ConJur — O senhor atua também na defesa do Neymar. A que acusações ele responde e como está o processo?
Davi Tangerino —
É um caso fiscal. O Neymar foi um menino que despontou muito cedo, e o Santos já começou também desde cedo a perceber o potencial comercial dele. Mas como é que se remunera um menino de 13 anos? Como o Santos usava muito a imagem dele, como um mascotinho do clube, decidiu pagar título de direito imagem — e já foi um valor substancial para o momento que ele vivia. O pai dele estruturou uma pessoa jurídica que recebeu por essa imagem. Aqui começa um grande problema sobre o que é historicamente a compreensão de imagem. O quanto o atleta com a camiseta do clube no contexto esportivo é o trabalho ou a imagem dele é uma pergunta que ainda precisa ser respondida. Por exemplo, na Espanha eles falam que 15% pode ser pago como direito de imagem o resto é salário, um número arbitrário. No Brasil a Lei Pelé originalmente não tinha limite, depois ficou em 40%, mas mesmo assim as autoridades tributárias não compram muito essa ideia, por acharem que clubes pagam muito em direito de imagem, cuja a tributação é menor do que na renda. Não é o que eu acho que acontece, é como as autoridades colocam a questão.
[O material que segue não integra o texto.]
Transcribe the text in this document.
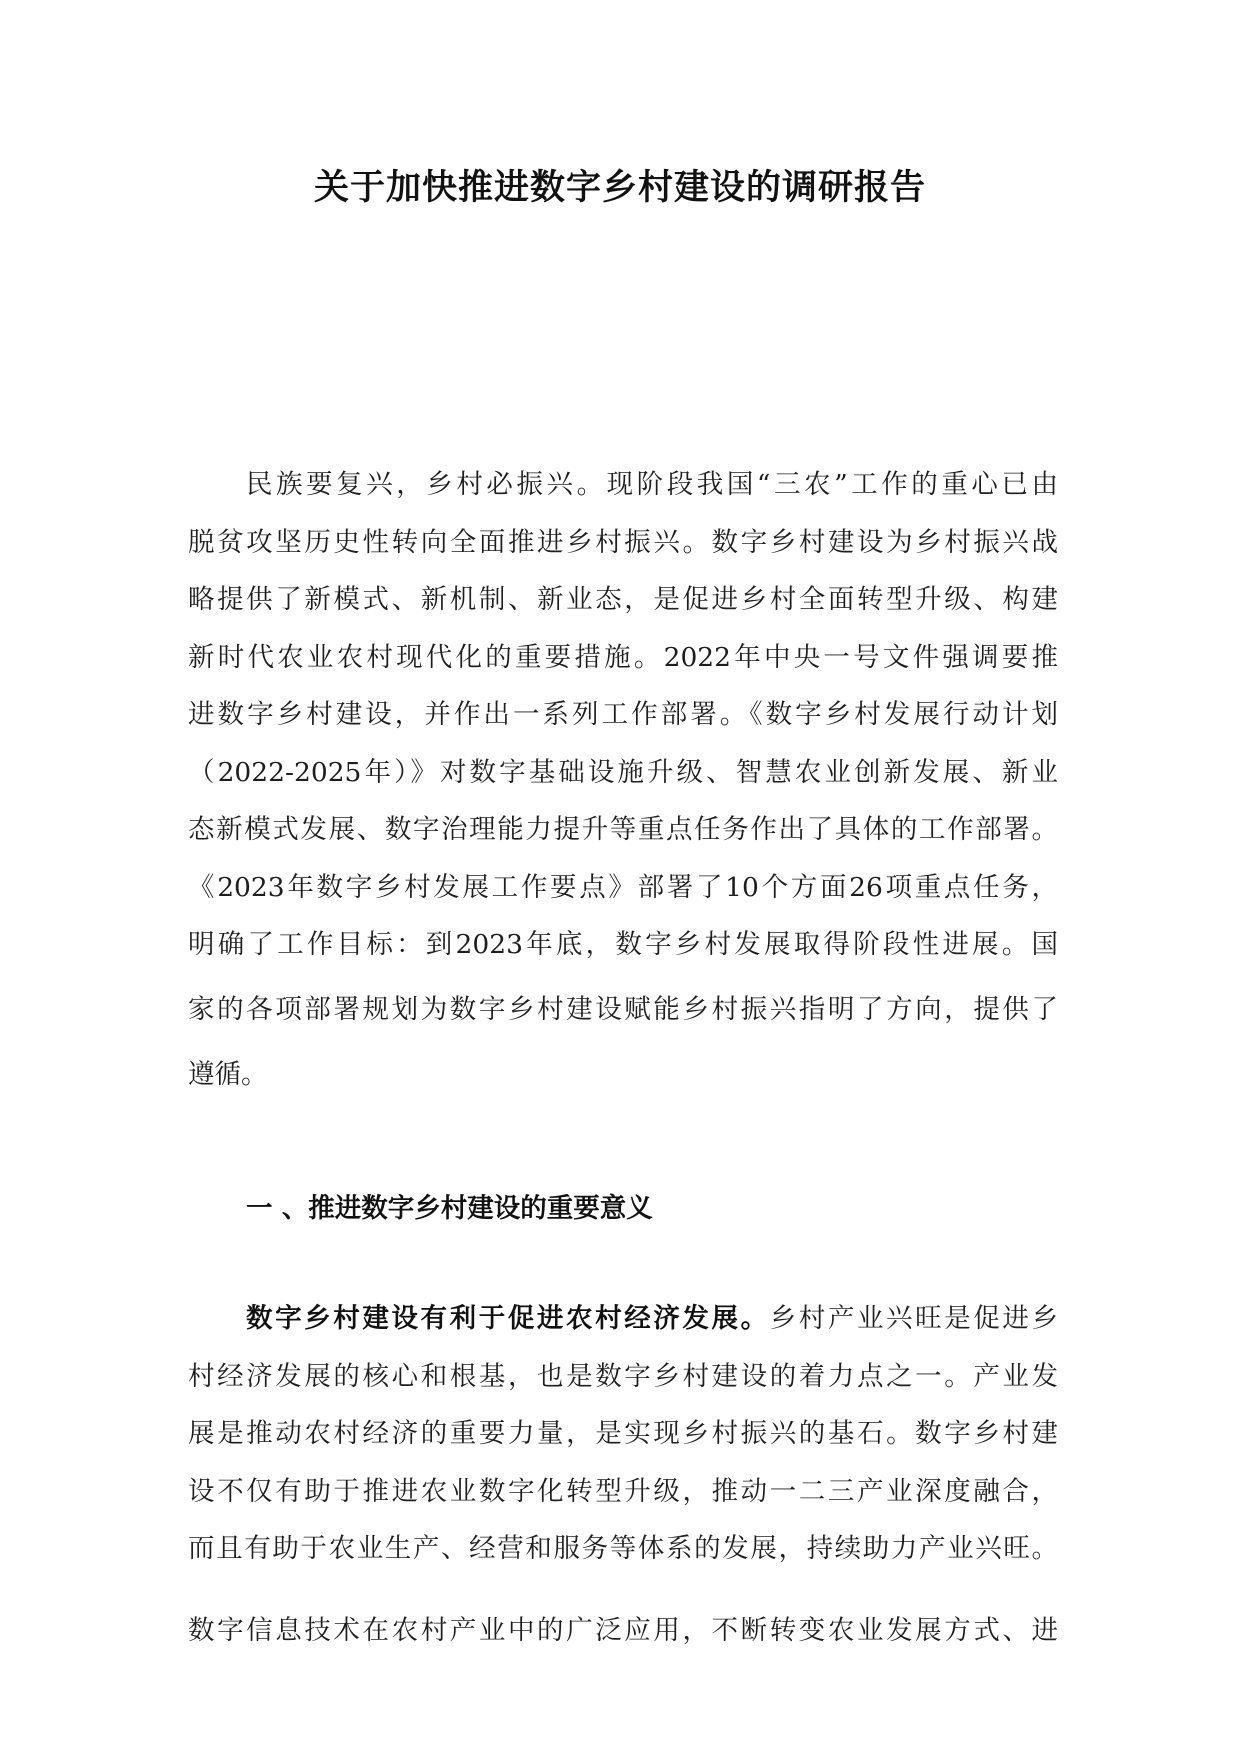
关于加快推进数字乡村建设的调研报告
民族要复兴，乡村必振兴。现阶段我国“三农”工作的重心已由
脱贫攻坚历史性转向全面推进乡村振兴。数字乡村建设为乡村振兴战
略提供了新模式、新机制、新业态，是促进乡村全面转型升级、构建
新时代农业农村现代化的重要措施。2022年中央一号文件强调要推
进数字乡村建设，并作出一系列工作部署。《数字乡村发展行动计划
（2022-2025年）》对数字基础设施升级、智慧农业创新发展、新业
态新模式发展、数字治理能力提升等重点任务作出了具体的工作部署。
《2023年数字乡村发展工作要点》部署了10个方面26项重点任务，
明确了工作目标：到2023年底，数字乡村发展取得阶段性进展。国
家的各项部署规划为数字乡村建设赋能乡村振兴指明了方向，提供了
遵循。
一 、推进数字乡村建设的重要意义
数字乡村建设有利于促进农村经济发展。乡村产业兴旺是促进乡
村经济发展的核心和根基，也是数字乡村建设的着力点之一。产业发
展是推动农村经济的重要力量，是实现乡村振兴的基石。数字乡村建
设不仅有助于推进农业数字化转型升级，推动一二三产业深度融合，
而且有助于农业生产、经营和服务等体系的发展，持续助力产业兴旺。
数字信息技术在农村产业中的广泛应用，不断转变农业发展方式、进
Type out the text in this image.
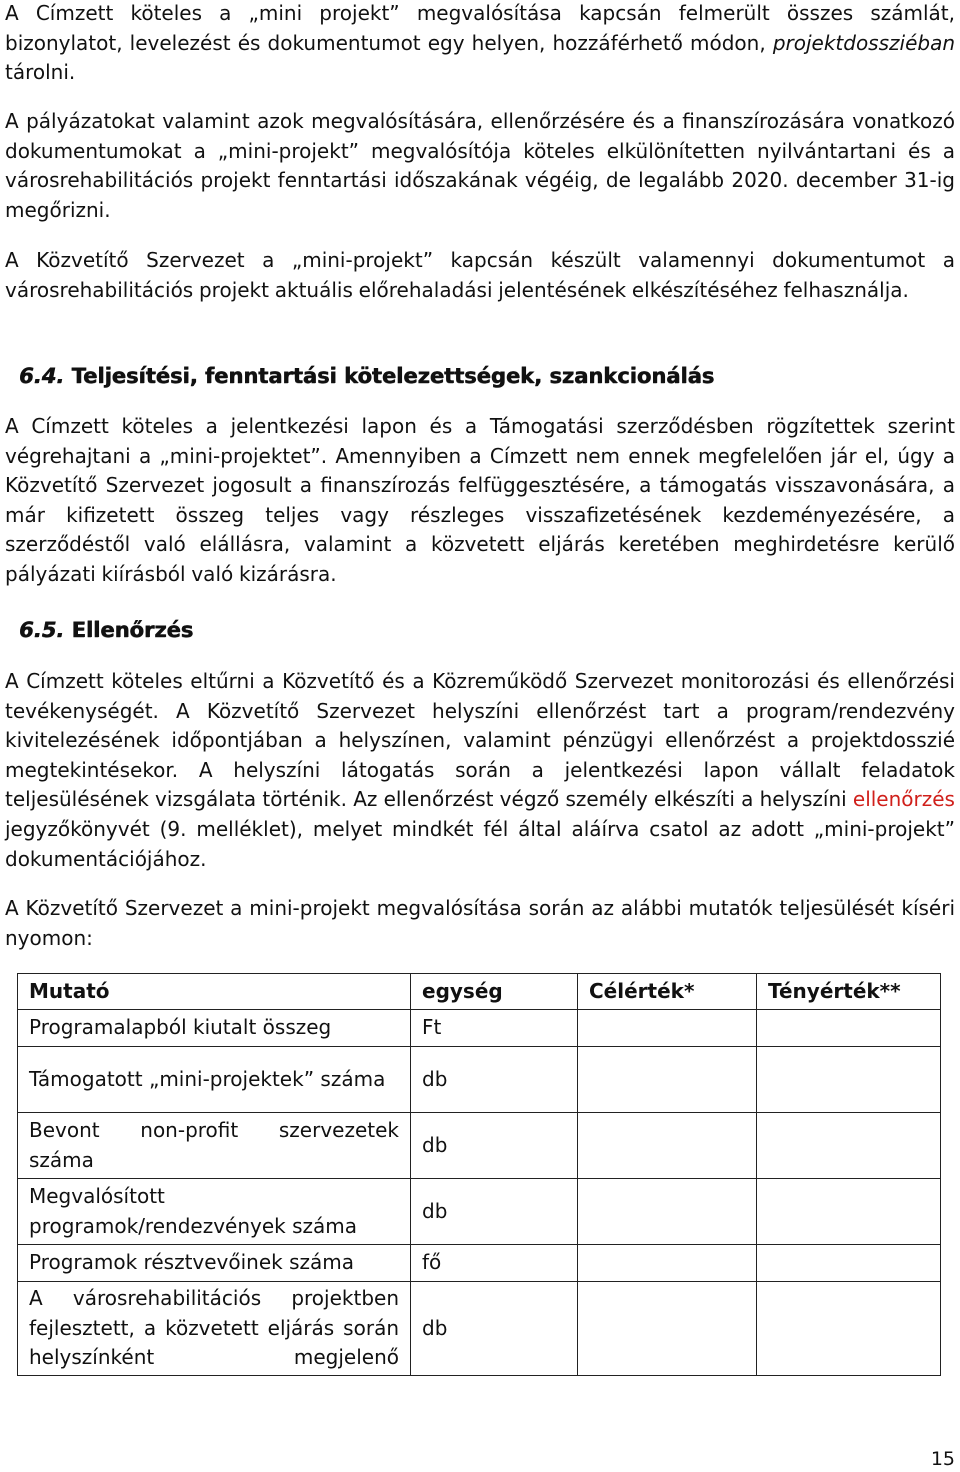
A Címzett köteles a „mini projekt” megvalósítása kapcsán felmerült összes számlát, bizonylatot, levelezést és dokumentumot egy helyen, hozzáférhető módon, projektdossziéban tárolni.

A pályázatokat valamint azok megvalósítására, ellenőrzésére és a finanszírozására vonatkozó dokumentumokat a „mini-projekt” megvalósítója köteles elkülönítetten nyilvántartani és a városrehabilitációs projekt fenntartási időszakának végéig, de legalább 2020. december 31-ig megőrizni.

A Közvetítő Szervezet a „mini-projekt” kapcsán készült valamennyi dokumentumot a városrehabilitációs projekt aktuális előrehaladási jelentésének elkészítéséhez felhasználja.

6.4. Teljesítési, fenntartási kötelezettségek, szankcionálás

A Címzett köteles a jelentkezési lapon és a Támogatási szerződésben rögzítettek szerint végrehajtani a „mini-projektet”. Amennyiben a Címzett nem ennek megfelelően jár el, úgy a Közvetítő Szervezet jogosult a finanszírozás felfüggesztésére, a támogatás visszavonására, a már kifizetett összeg teljes vagy részleges visszafizetésének kezdeményezésére, a szerződéstől való elállásra, valamint a közvetett eljárás keretében meghirdetésre kerülő pályázati kiírásból való kizárásra.

6.5. Ellenőrzés

A Címzett köteles eltűrni a Közvetítő és a Közreműködő Szervezet monitorozási és ellenőrzési tevékenységét. A Közvetítő Szervezet helyszíni ellenőrzést tart a program/rendezvény kivitelezésének időpontjában a helyszínen, valamint pénzügyi ellenőrzést a projektdosszié megtekintésekor. A helyszíni látogatás során a jelentkezési lapon vállalt feladatok teljesülésének vizsgálata történik. Az ellenőrzést végző személy elkészíti a helyszíni ellenőrzés jegyzőkönyvét (9. melléklet), melyet mindkét fél által aláírva csatol az adott „mini-projekt” dokumentációjához.

A Közvetítő Szervezet a mini-projekt megvalósítása során az alábbi mutatók teljesülését kíséri nyomon:

Mutató	egység	Célérték*	Tényérték**
Programalapból kiutalt összeg	Ft		
Támogatott „mini-projektek” száma	db		
Bevont non-profit szervezetek száma	db		
Megvalósított programok/rendezvények száma	db		
Programok résztvevőinek száma	fő		
A városrehabilitációs projektben fejlesztett, a közvetett eljárás során helyszínként megjelenő	db		
15
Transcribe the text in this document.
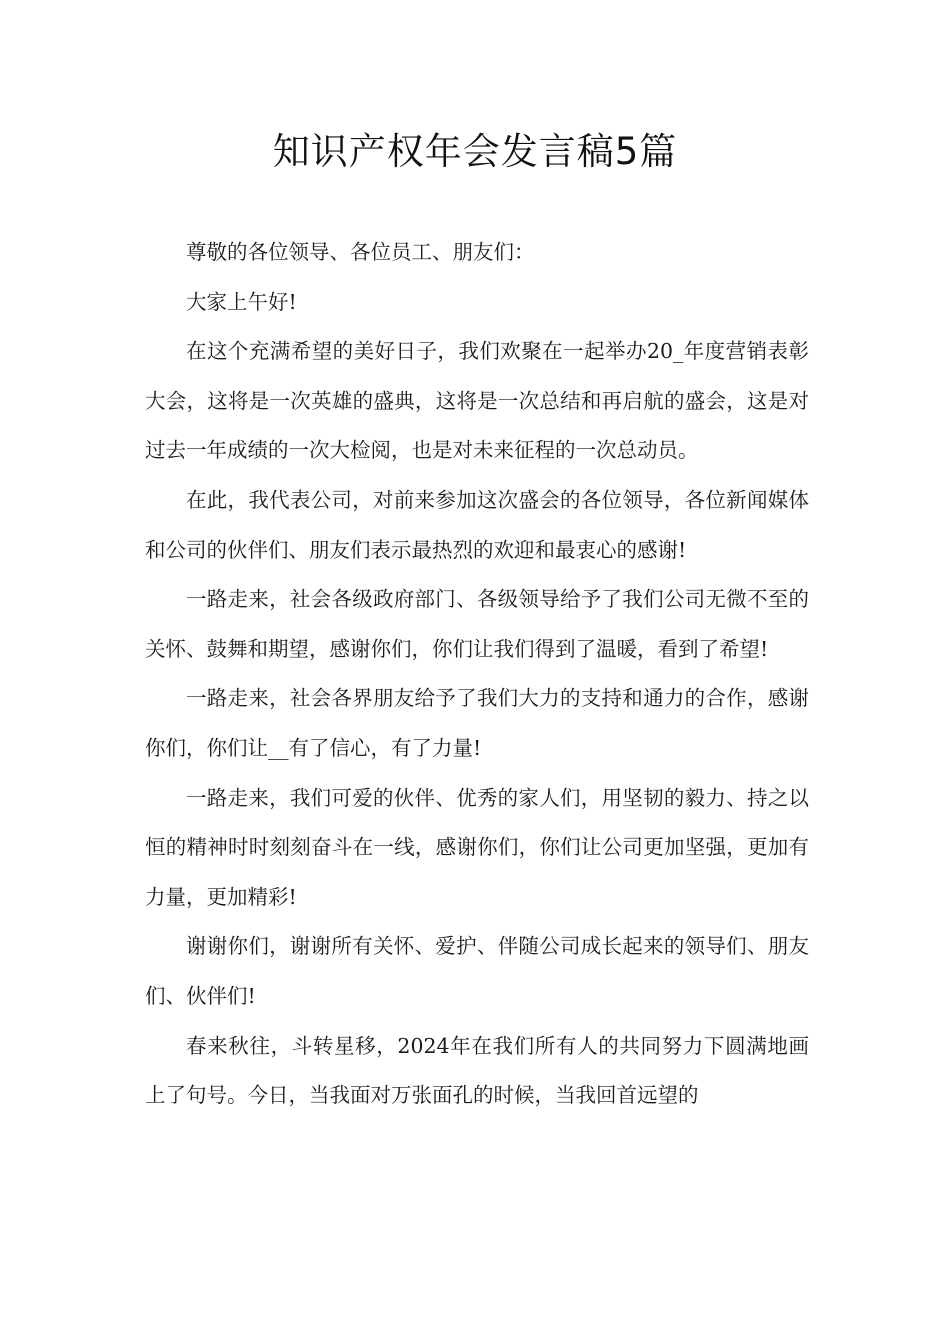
知识产权年会发言稿5篇

尊敬的各位领导、各位员工、朋友们：

大家上午好!

在这个充满希望的美好日子，我们欢聚在一起举办20_年度营销表彰大会，这将是一次英雄的盛典，这将是一次总结和再启航的盛会，这是对过去一年成绩的一次大检阅，也是对未来征程的一次总动员。

在此，我代表公司，对前来参加这次盛会的各位领导，各位新闻媒体和公司的伙伴们、朋友们表示最热烈的欢迎和最衷心的感谢!

一路走来，社会各级政府部门、各级领导给予了我们公司无微不至的关怀、鼓舞和期望，感谢你们，你们让我们得到了温暖，看到了希望!

一路走来，社会各界朋友给予了我们大力的支持和通力的合作，感谢你们，你们让__有了信心，有了力量!

一路走来，我们可爱的伙伴、优秀的家人们，用坚韧的毅力、持之以恒的精神时时刻刻奋斗在一线，感谢你们，你们让公司更加坚强，更加有力量，更加精彩!

谢谢你们，谢谢所有关怀、爱护、伴随公司成长起来的领导们、朋友们、伙伴们!

春来秋往，斗转星移，2024年在我们所有人的共同努力下圆满地画上了句号。今日，当我面对万张面孔的时候，当我回首远望的
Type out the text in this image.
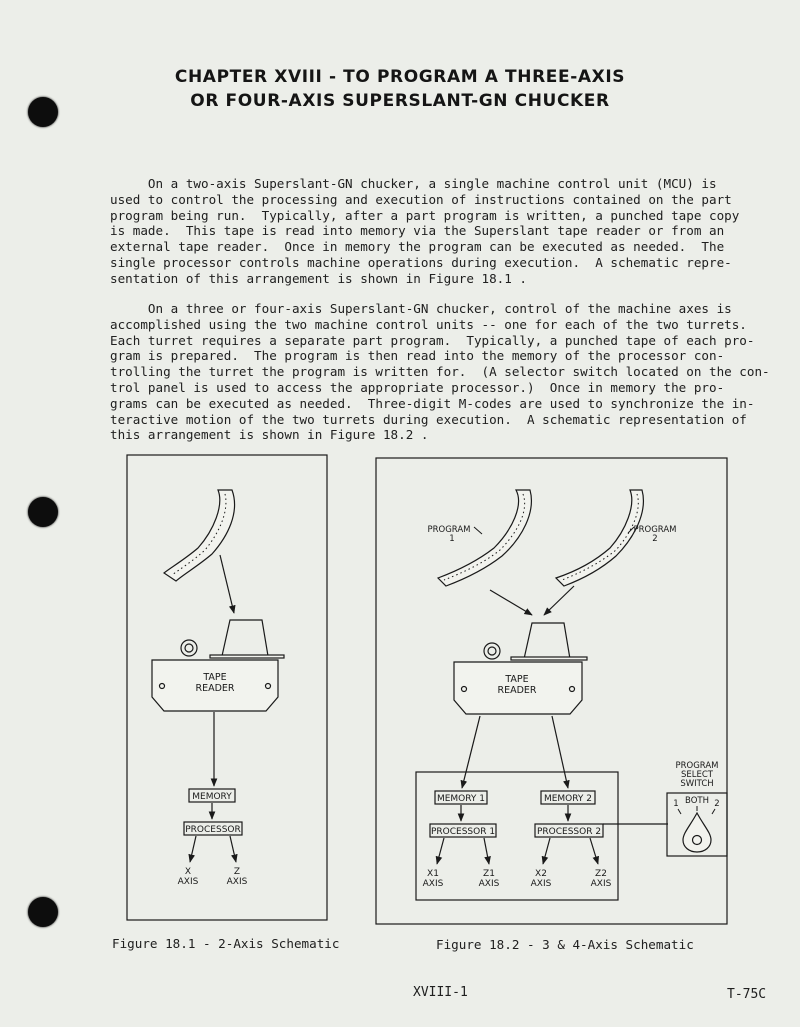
CHAPTER XVIII - TO PROGRAM A THREE-AXIS
OR FOUR-AXIS SUPERSLANT-GN CHUCKER
On a two-axis Superslant-GN chucker, a single machine control unit (MCU) is
used to control the processing and execution of instructions contained on the part
program being run.  Typically, after a part program is written, a punched tape copy
is made.  This tape is read into memory via the Superslant tape reader or from an
external tape reader.  Once in memory the program can be executed as needed.  The
single processor controls machine operations during execution.  A schematic repre-
sentation of this arrangement is shown in Figure 18.1 .
On a three or four-axis Superslant-GN chucker, control of the machine axes is
accomplished using the two machine control units -- one for each of the two turrets.
Each turret requires a separate part program.  Typically, a punched tape of each pro-
gram is prepared.  The program is then read into the memory of the processor con-
trolling the turret the program is written for.  (A selector switch located on the con-
trol panel is used to access the appropriate processor.)  Once in memory the pro-
grams can be executed as needed.  Three-digit M-codes are used to synchronize the in-
teractive motion of the two turrets during execution.  A schematic representation of
this arrangement is shown in Figure 18.2 .
TAPE
READER
MEMORY
PROCESSOR
X
AXIS
Z
AXIS
PROGRAM
1
PROGRAM
2
TAPE
READER
MEMORY 1	MEMORY 2
PROCESSOR 1	PROCESSOR 2
X1
AXIS
Z1
AXIS
X2
AXIS
Z2
AXIS
PROGRAM
SELECT
SWITCH
1 BOTH 2
Figure 18.1 - 2-Axis Schematic	Figure 18.2 - 3 & 4-Axis Schematic
XVIII-1	T-75C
ConJur — O que a Receita alegava?
Davi Tangerino —
A Receita questionava algumas coisas. Uma era a remuneração de imagem, dizendo que era uma fachada e que na verdade tudo era renda e deveria ser tributado como tal. Nós, advogados, tivemos uma pequena sorte — não o cliente . Um belo dia a revista Veja publicou a denúncia criminal oferecida pelo Ministério Público contra o Neymar. Diante disso, desci a Santos e consegui acesso ao processo, argumentando que se a revista tinha tido acesso, eu deveria ter.

ConJur — O caso se encerrou?
Davi Tangerino —
O caso está quase resolvido aqui no Brasil, na Espanha corre outro processo, que também está bem encaminhado. Nós comparamos a denuncia com o trabalho fiscal até então não encerrado e mostramos para o juiz como eram idênticos os fatos e existe uma súmula vinculante do Supremo, a Súmula Vinculante 24, que diz, nos crimes tributários materiais, como é nesse caso aqui, enquanto não terminar o trabalho fiscal, o criminal não pode acontecer. Advertimos o juiz mostrando a denúncia, a Súmula 24, o juiz entendeu e rejeitou a denuncia. O Ministério Público recorreu, o Tribunal Regional Federal da 3ª Região confirmou que o juiz estava correto, inclusive com um parecer do Ministério Público Federal na segunda instância em nosso favor. Isso ocorreu perto da decisão do Carf que nos deu razão em 70% do valor debatido.